Linda Hirshman, a prof at Brandeis, wrote an excellent article on feminism. About how women "choose" to be a housewife… but it's not the right choice. Also how yes, more women are graduating from universities, but they are doing so with liberal arts degrees, and not necessarily with an eye on having to support themselves and their families. They expect a man to do that. She believes that choosing to be a house-wife is opting out, and not fully utilizing your own life. It seems like a majority of ruling class women are choosing to be housewives. Where are the women in elite positions? She talks about a lot of stuff that is causing a lot of debate in the feminist world. Her article is definitely worth a read.
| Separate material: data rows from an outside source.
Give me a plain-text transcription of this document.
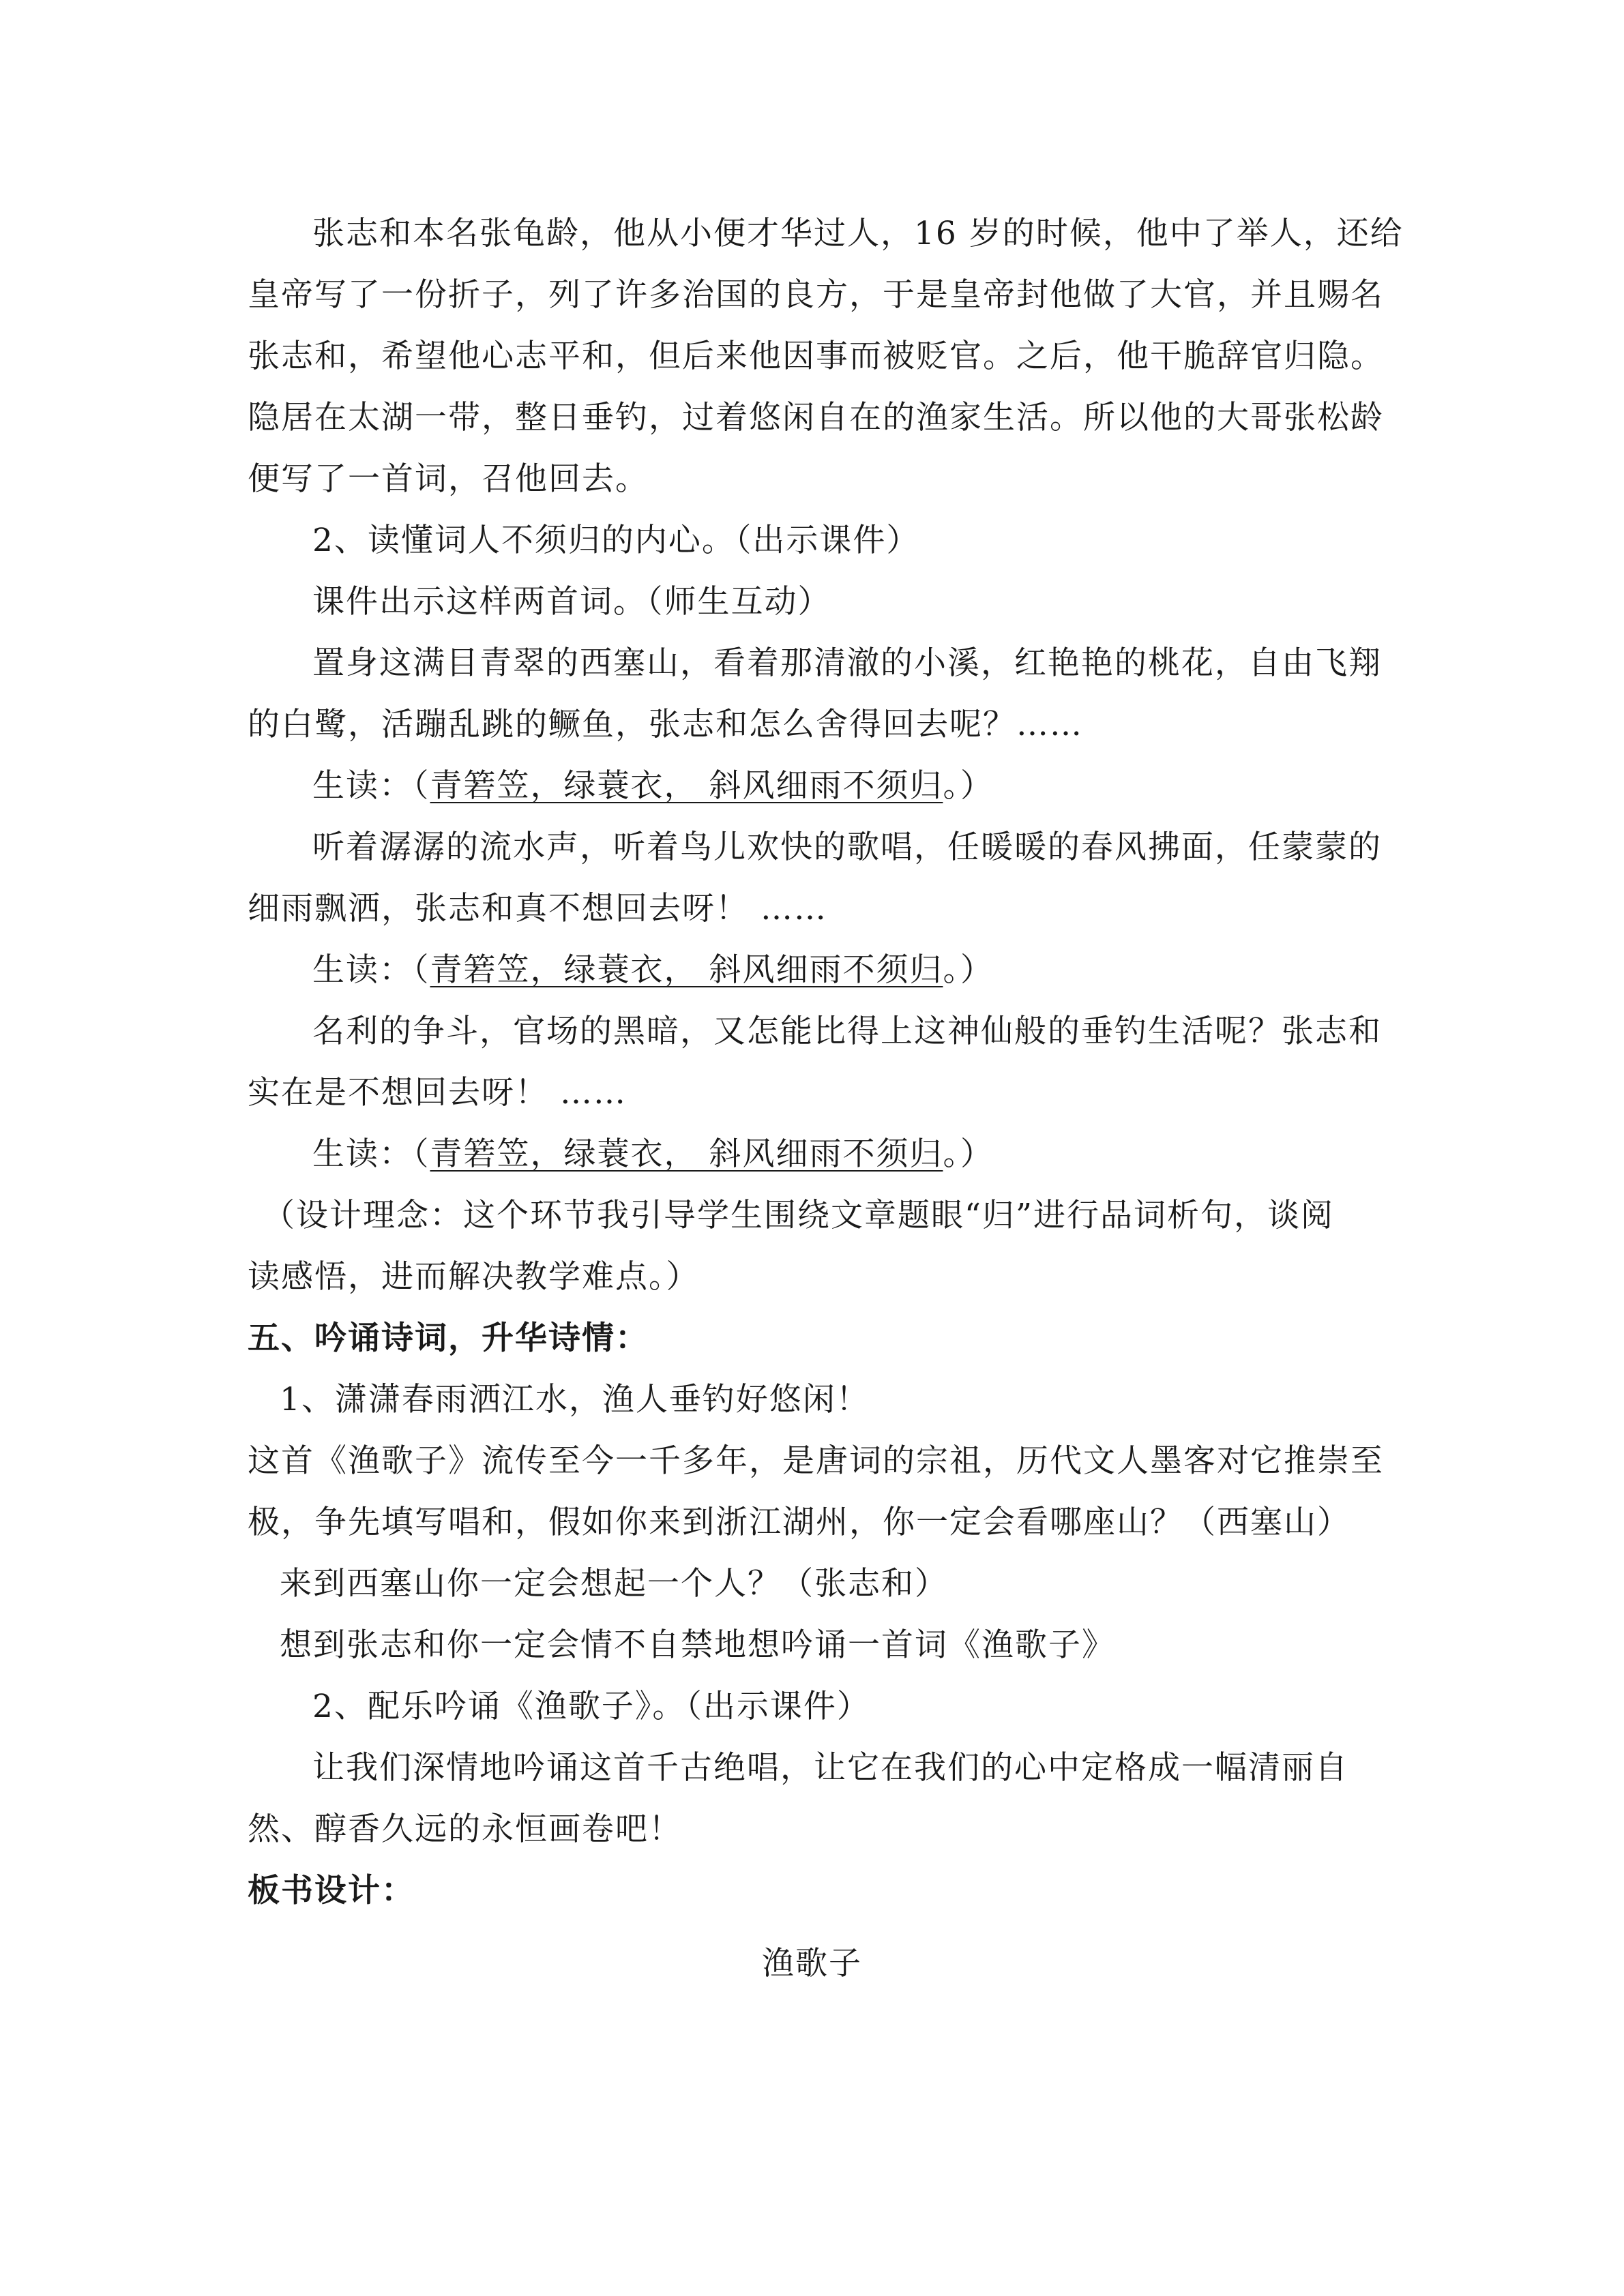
张志和本名张龟龄，他从小便才华过人，16 岁的时候，他中了举人，还给
皇帝写了一份折子，列了许多治国的良方，于是皇帝封他做了大官，并且赐名
张志和，希望他心志平和，但后来他因事而被贬官。之后，他干脆辞官归隐。
隐居在太湖一带，整日垂钓，过着悠闲自在的渔家生活。所以他的大哥张松龄
便写了一首词，召他回去。
2、读懂词人不须归的内心。（出示课件）
课件出示这样两首词。（师生互动）
置身这满目青翠的西塞山，看着那清澈的小溪，红艳艳的桃花，自由飞翔
的白鹭，活蹦乱跳的鳜鱼，张志和怎么舍得回去呢？……
生读：（青箬笠，绿蓑衣， 斜风细雨不须归。）
听着潺潺的流水声，听着鸟儿欢快的歌唱，任暖暖的春风拂面，任蒙蒙的
细雨飘洒，张志和真不想回去呀！ ……
生读：（青箬笠，绿蓑衣， 斜风细雨不须归。）
名利的争斗，官场的黑暗，又怎能比得上这神仙般的垂钓生活呢？张志和
实在是不想回去呀！ ……
生读：（青箬笠，绿蓑衣， 斜风细雨不须归。）
（设计理念：这个环节我引导学生围绕文章题眼“归”进行品词析句，谈阅
读感悟，进而解决教学难点。）
五、吟诵诗词，升华诗情：
1、潇潇春雨洒江水，渔人垂钓好悠闲！
这首《渔歌子》流传至今一千多年，是唐词的宗祖，历代文人墨客对它推崇至
极，争先填写唱和，假如你来到浙江湖州，你一定会看哪座山？（西塞山）
来到西塞山你一定会想起一个人？（张志和）
想到张志和你一定会情不自禁地想吟诵一首词《渔歌子》
2、配乐吟诵《渔歌子》。（出示课件）
让我们深情地吟诵这首千古绝唱，让它在我们的心中定格成一幅清丽自
然、醇香久远的永恒画卷吧！
板书设计：
渔歌子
David Brooks wrote an op-ed awarding her for one of the best magazine essays of 2005, but saying she is wrong. (Times Select subscription required)


Salon.com summerized the Hirshman and Brooks article (free after pesky ad):
Also worth a read. Refers to the NYT’s op-ed by Tierney about 3 women university graduates for every two men. The possible implication that women should stop being so effective or accept marrying down or becoming lonely spinsters. Salon also refers to the women who used to tout choosing housewifery as a wonderful thing, until she got divorced.

Here are some excerpts from the Hirshman article:

"The number of women at universities exceeds the number of men. But, more than a generation after feminism, the number of women in elite jobs doesn’t come close."

"...while the public world has changed, albeit imperfectly, to accommodate women among the elite, private lives have hardly budged. The real glass ceiling is at home."

"Here’s the feminist moral analysis that choice avoided: The family -- with its repetitious, socially invisible, physical tasks -- is a necessary part of life, but it allows fewer opportunities for full human flourishing than public spheres like the market or the government. This less-flourishing sphere is not the natural or moral responsibility only of women. Therefore, assigning it to women is unjust. Women assigning it to themselves is equally unjust. To paraphrase, as Mark Twain said, “A man who chooses not to read is just as ignorant as a man who cannot read.” "

"The first pitfall is the liberal-arts curriculum, which women are good at, graduating in higher numbers than men. Although many really successful people start out studying liberal arts, the purpose of a liberal education is not, with the exception of a miniscule number of academic positions, job preparation."

"The point here is to help women see that yes, you can study art history, but only with the realistic understanding that one day soon you will need to use your arts education to support yourself and your family."

"Every Times groom assumed he had to succeed in business, and was really trying. By contrast, a common thread among the women I interviewed was a self-important idealism about the kinds of intellectual, prestigious, socially meaningful, politics-free jobs worth their incalculably valuable presence. So the second rule is that women must treat the first few years after college as an opportunity to lose their capitalism virginity and prepare for good work, which they will then treat seriously."